Furthermore, emotions tell you what to pay attention to, care about and remember. It’s hard to work through difficulty if your emotions aren’t engaged. Information is plentiful, but motivation is scarce.
That early neuroscience breakthrough reminded us that a key job of a school is to give students new things to love — an exciting field of study, new friends. It reminded us that what teachers really teach is themselves — their contagious passion for their subjects and students. It reminded us that children learn from people they love, and that love in this context means willing the good of another, and offering active care for the whole person. […]

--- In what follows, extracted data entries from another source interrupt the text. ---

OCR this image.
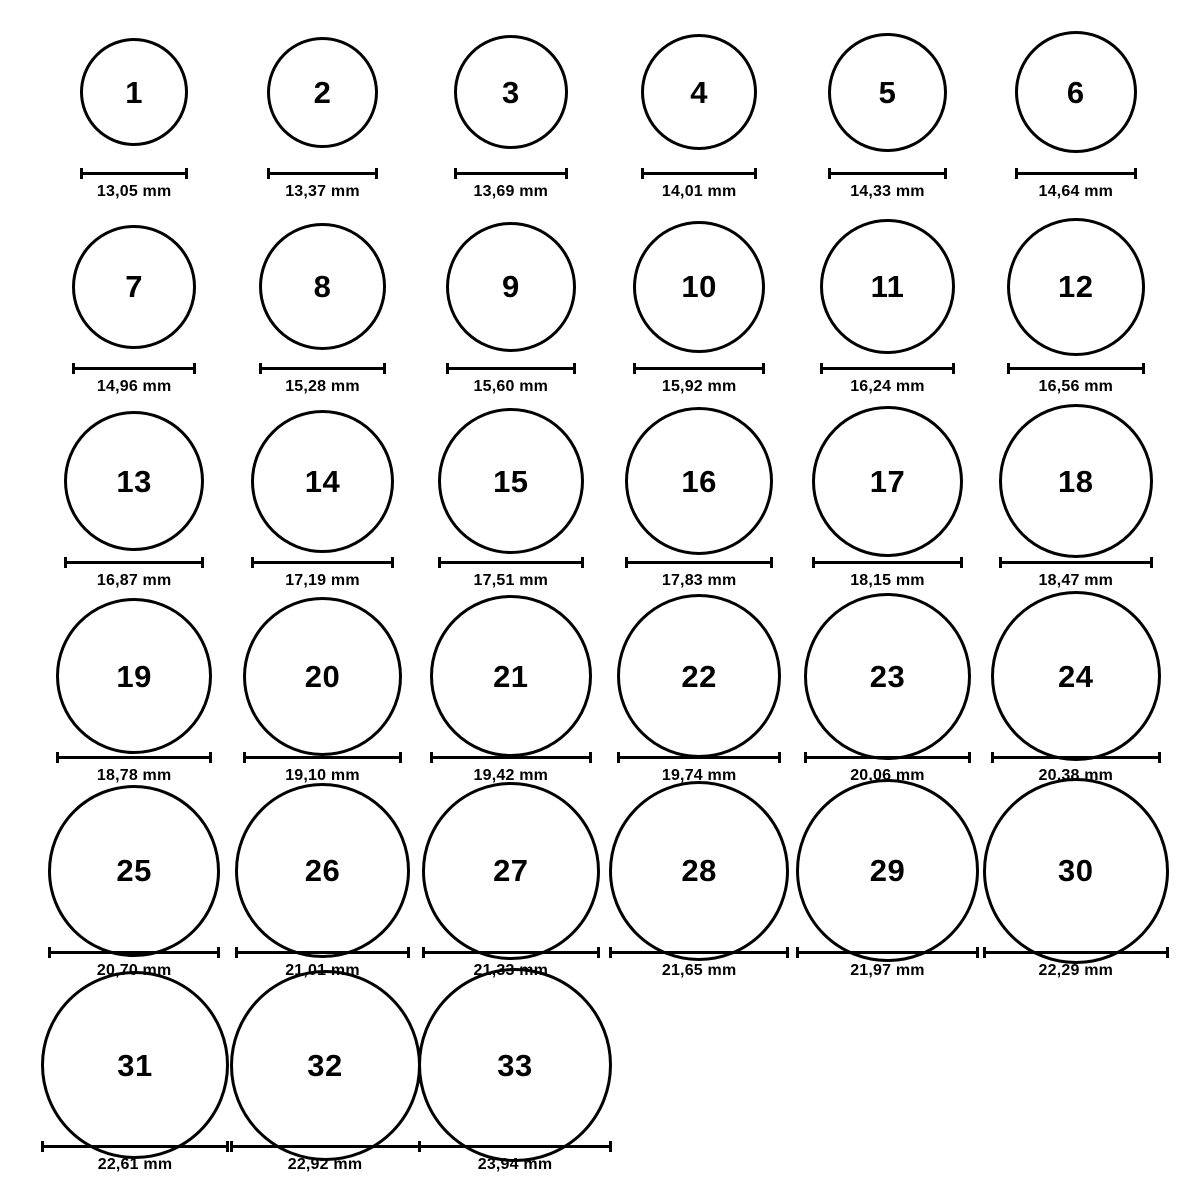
1
13,05 mm
2
13,37 mm
3
13,69 mm
4
14,01 mm
5
14,33 mm
6
14,64 mm
7
14,96 mm
8
15,28 mm
9
15,60 mm
10
15,92 mm
11
16,24 mm
12
16,56 mm
13
16,87 mm
14
17,19 mm
15
17,51 mm
16
17,83 mm
17
18,15 mm
18
18,47 mm
19
18,78 mm
20
19,10 mm
21
19,42 mm
22
19,74 mm
23
20,06 mm
24
20,38 mm
25
20,70 mm
26
21,01 mm
27
21,33 mm
28
21,65 mm
29
21,97 mm
30
22,29 mm
31
22,61 mm
32
22,92 mm
33
23,94 mm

Patricia Kuhl of the University of Washington has shown that the social brain pervades every learning process. She gave infants Chinese lessons. Some infants took face-to-face lessons with a tutor. Their social brain was activated through direct eye contact and such, and they learned Chinese sounds at an amazing clip. Others watched the same lessons through a video screen. They paid rapt attention, but learned nothing. […]
And students have got to have a good relationship with teachers. Suzanne Dikker of New York University has shown that when classes are going well, the student brain activity synchronizes with the teacher’s brain activity. In good times and bad, good teachers and good students co-regulate each other.
The bottom line is this, a defining question for any school or company is: What is the quality of the emotional relationships here? […]
When you start thinking this way it opens up the wide possibilities for change. How would you design a school if you wanted to put relationship quality at the core? Come to think of it, how would you design a Congress?”